Low Dose Acetaminophen Induces Reversible Mitochondrial Dysfunction Associated with Transient c-Jun N-Terminal Kinase Activation in Mouse Liver

Acetaminophen (APAP) overdose causes hepatotoxicity involving mitochondrial dysfunction and c-jun N-terminal kinase (JNK) activation. Because the safe limit of APAP dosing is controversial, our aim was to evaluate the role of the mitochondrial permeability transition (MPT) and JNK in mitochondrial dysfunction after APAP dosing considered nontoxic by criteria of serum alanine aminotransferase (ALT) release and histological necrosis in vivo. C57BL/6 mice were given APAP with and without the MPT inhibitor, N-methyl-4-isoleucine cyclosporin (NIM811), or the JNK inhibitor, SP600125. Fat droplet formation, cell viability, and mitochondrial function in vivo were monitored by intravital multiphoton microscopy. Serum ALT, liver histology, total JNK, and activated phospho(p)JNK were also assessed. High APAP (300 mg/kg) caused ALT release, necrosis, irreversible mitochondrial dysfunction, and hepatocellular death. By contrast, lower APAP (150 mg/kg) caused reversible mitochondrial dysfunction and fat droplet formation in hepatocytes without ALT release or necrosis.
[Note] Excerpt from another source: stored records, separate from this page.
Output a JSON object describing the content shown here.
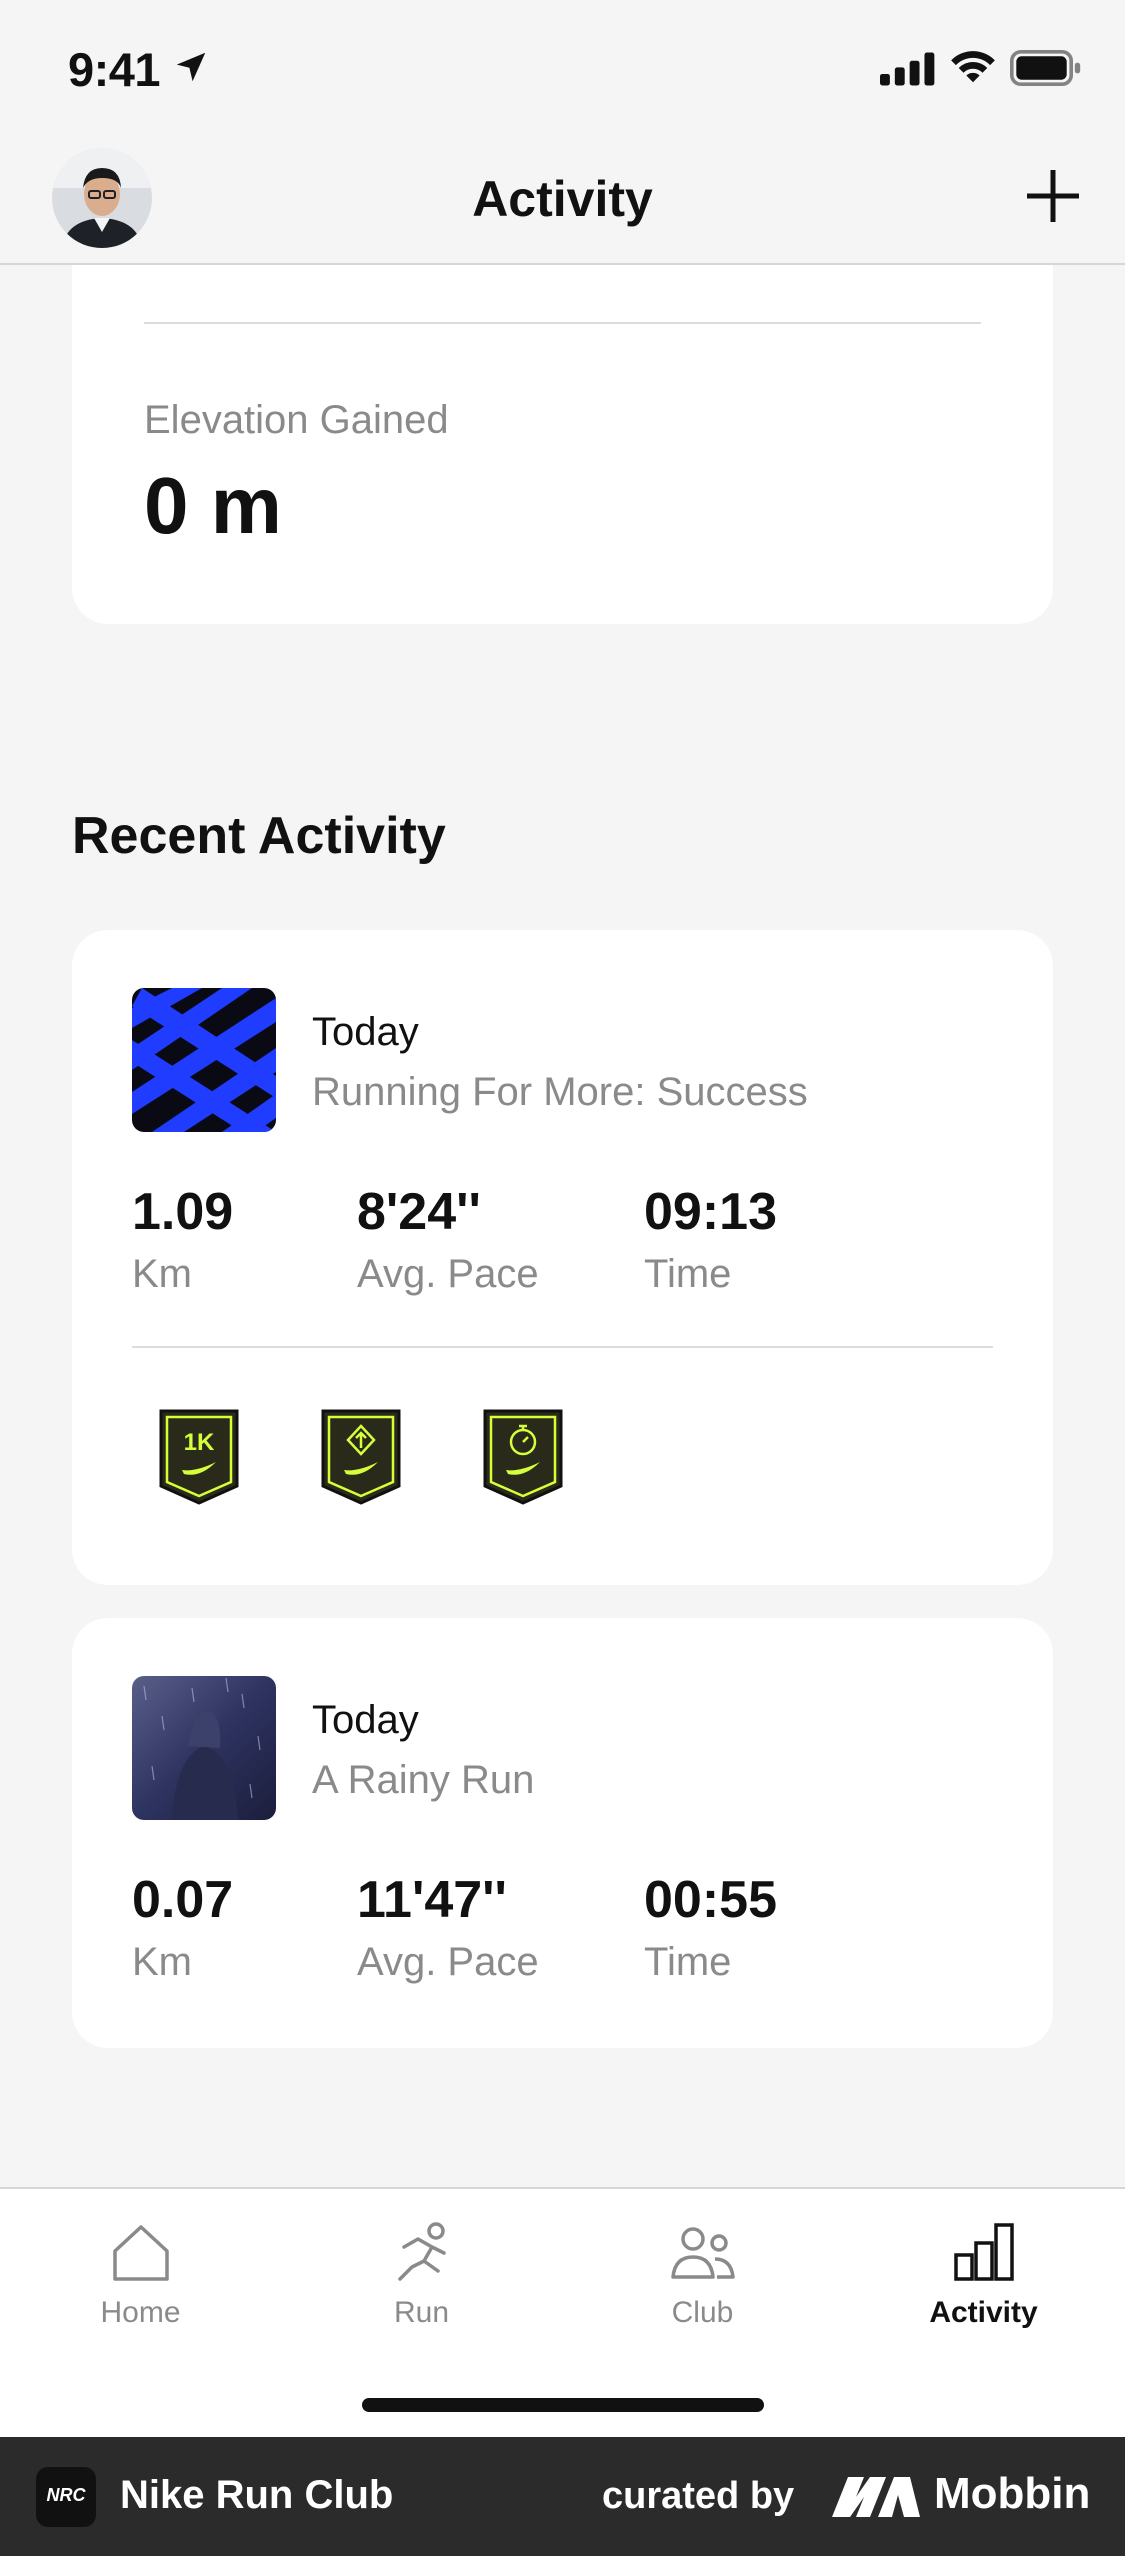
{
  "status_bar": {
    "time": "9:41"
  },
  "header": {
    "title": "Activity"
  },
  "summary": {
    "elevation_label": "Elevation Gained",
    "elevation_value": "0 m"
  },
  "recent": {
    "title": "Recent Activity",
    "activities": [
      {
        "date": "Today",
        "name": "Running For More: Success",
        "distance": "1.09",
        "distance_label": "Km",
        "pace": "8'24''",
        "pace_label": "Avg. Pace",
        "time": "09:13",
        "time_label": "Time",
        "badges": [
          {
            "text": "1K",
            "icon": "badge-1k-icon"
          },
          {
            "icon": "badge-direction-icon"
          },
          {
            "icon": "badge-stopwatch-icon"
          }
        ]
      },
      {
        "date": "Today",
        "name": "A Rainy Run",
        "distance": "0.07",
        "distance_label": "Km",
        "pace": "11'47''",
        "pace_label": "Avg. Pace",
        "time": "00:55",
        "time_label": "Time"
      }
    ]
  },
  "tab_bar": {
    "items": [
      {
        "label": "Home",
        "icon": "home-icon"
      },
      {
        "label": "Run",
        "icon": "run-icon"
      },
      {
        "label": "Club",
        "icon": "club-icon"
      },
      {
        "label": "Activity",
        "icon": "activity-icon",
        "active": true
      }
    ]
  },
  "footer": {
    "logo_text": "NRC",
    "app_name": "Nike Run Club",
    "curated_by": "curated by",
    "brand": "Mobbin"
  },
  "colors": {
    "badge_bg": "#2a2a1a",
    "badge_accent": "#d4ff3a",
    "thumb_blue": "#1f3cff"
  }
}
Mitochondrial protein N-acetyl-p-benzoquinone imine adducts correlated with early JNK activation, but irreversible mitochondrial depolarization and necrosis at high dose were associated with sustained JNK activation and translocation to mitochondria. NIM811 prevented cell death and/or mitochondrial depolarization after both high and low dose APAP. After low dose, SP600125 decreased mitochondrial depolarization. In conclusion, low dose APAP produces reversible MPT-dependent mitochondrial dysfunction and steatosis in hepatocytes without causing ALT release or necrosis, whereas high dose leads to irreversible mitochondrial dysfunction and cell death associated with sustained JNK activation. Thus, nontoxic APAP has the potential to cause transient mitochondrial dysfunction that may synergize with other stresses to promote liver damage and steatosis.